The consciousness of the mass of the population has not yet fully caught up with this. But when it does, as it surely will, it will share in the fate of the rest of the capitalist world of social and political convulsions. The Australian working class has powerful traditions. As John Pilger reminds us, the silver and zinc miners of Broken Hill won the world’s first 35-hour week, half a century ahead of Europe and the USA. In the economic and social storms which loom, those marvellous traditions will be rekindled.

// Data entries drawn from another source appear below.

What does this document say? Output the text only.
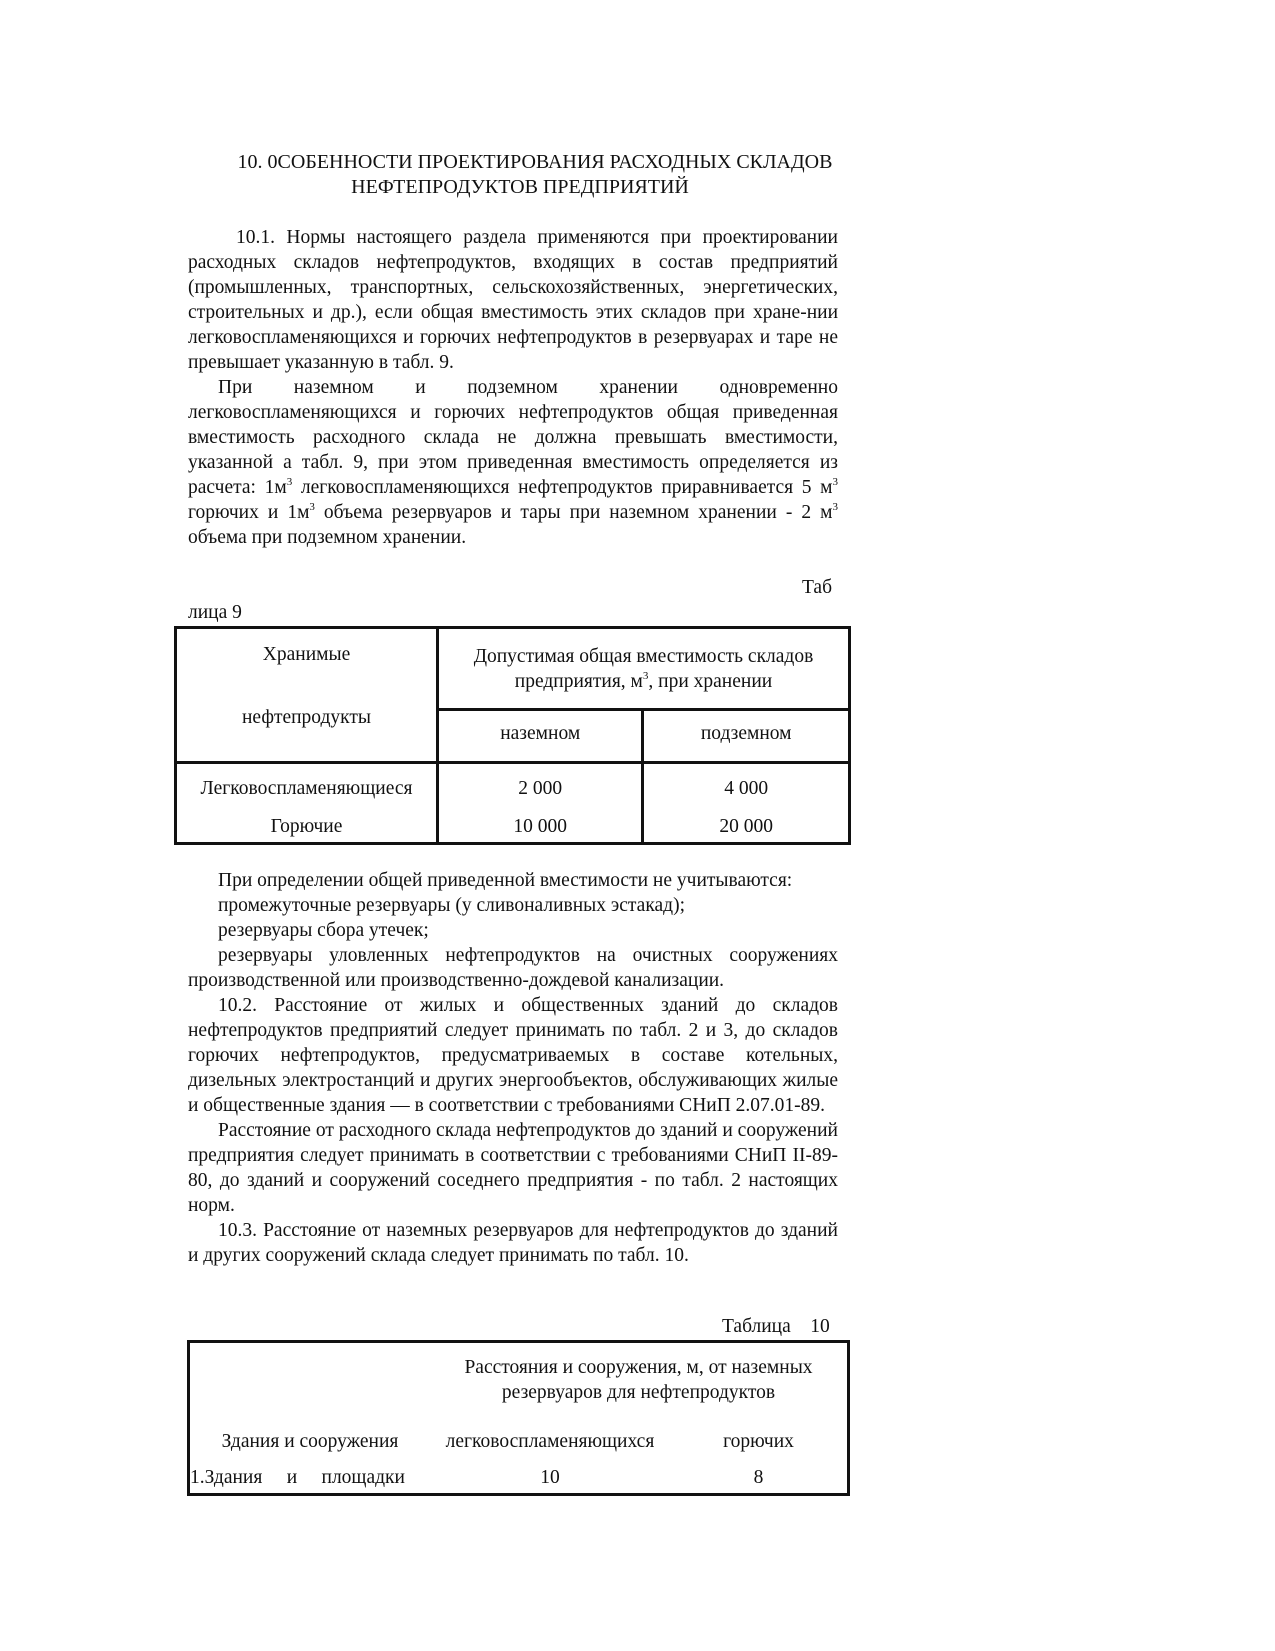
10. 0СОБЕННОСТИ ПРОЕКТИРОВАНИЯ РАСХОДНЫХ СКЛАДОВ
НЕФТЕПРОДУКТОВ ПРЕДПРИЯТИЙ

10.1. Нормы настоящего раздела применяются при проектировании расходных складов нефтепродуктов, входящих в состав предприятий (промышленных, транспортных, сельскохозяйственных, энергетических, строительных и др.), если общая вместимость этих складов при хране-нии легковоспламеняющихся и горючих нефтепродуктов в резервуарах и таре не превышает указанную в табл. 9.

При наземном и подземном хранении одновременно легковоспламеняющихся и горючих нефтепродуктов общая приведенная вместимость расходного склада не должна превышать вместимости, указанной а табл. 9, при этом приведенная вместимость определяется из расчета: $1м^3$ легковоспламеняющихся нефтепродуктов приравнивается 5 $м^3$ горючих и $1м^3$ объема резервуаров и тары при наземном хранении - 2 $м^3$ объема при подземном хранении.

Таб
лица 9
Хранимые
нефтепродукты	Допустимая общая вместимость складов предприятия, $м^3$, при хранении	
	наземном	подземном
Легковоспламеняющиеся	2 000	4 000
Горючие	10 000	20 000

При определении общей приведенной вместимости не учитываются:

промежуточные резервуары (у сливоналивных эстакад);

резервуары сбора утечек;

резервуары уловленных нефтепродуктов на очистных сооружениях производственной или производственно-дождевой канализации.

10.2. Расстояние от жилых и общественных зданий до складов нефтепродуктов предприятий следует принимать по табл. 2 и 3, до складов горючих нефтепродуктов, предусматриваемых в составе котельных, дизельных электростанций и других энергообъектов, обслуживающих жилые и общественные здания — в соответствии с требованиями СНиП 2.07.01-89.

Расстояние от расходного склада нефтепродуктов до зданий и сооружений предприятия следует принимать в соответствии с требованиями СНиП II-89-80, до зданий и сооружений соседнего предприятия - по табл. 2 настоящих норм.

10.3. Расстояние от наземных резервуаров для нефтепродуктов до зданий и других сооружений склада следует принимать по табл. 10.

Таблица    10
	Расстояния и сооружения, м, от наземных резервуаров для нефтепродуктов	
Здания и сооружения	легковоспламеняющихся	горючих
1.Здания     и     площадки	10	8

There are some parallels between the situation in the USA at the end of the last century and the beginning of this century. Only when the possibilities of internal migration to the West had dried up did the labour movement develop on an all-US scale. Today in Australia, it is not the limits of internal migration but the restrictions imposed by capitalism which can no longer take society forward. This has ended the vision of Australia as a land of ‘unlimited opportunities’. There is, moreover, a powerful labour and socialist tradition. These will come to the fore in the next period. Once the Australian working class moves its effects will be felt, not just in the advanced industrial countries, particularly Britain with its ethnic and historical links, but throughout Asia.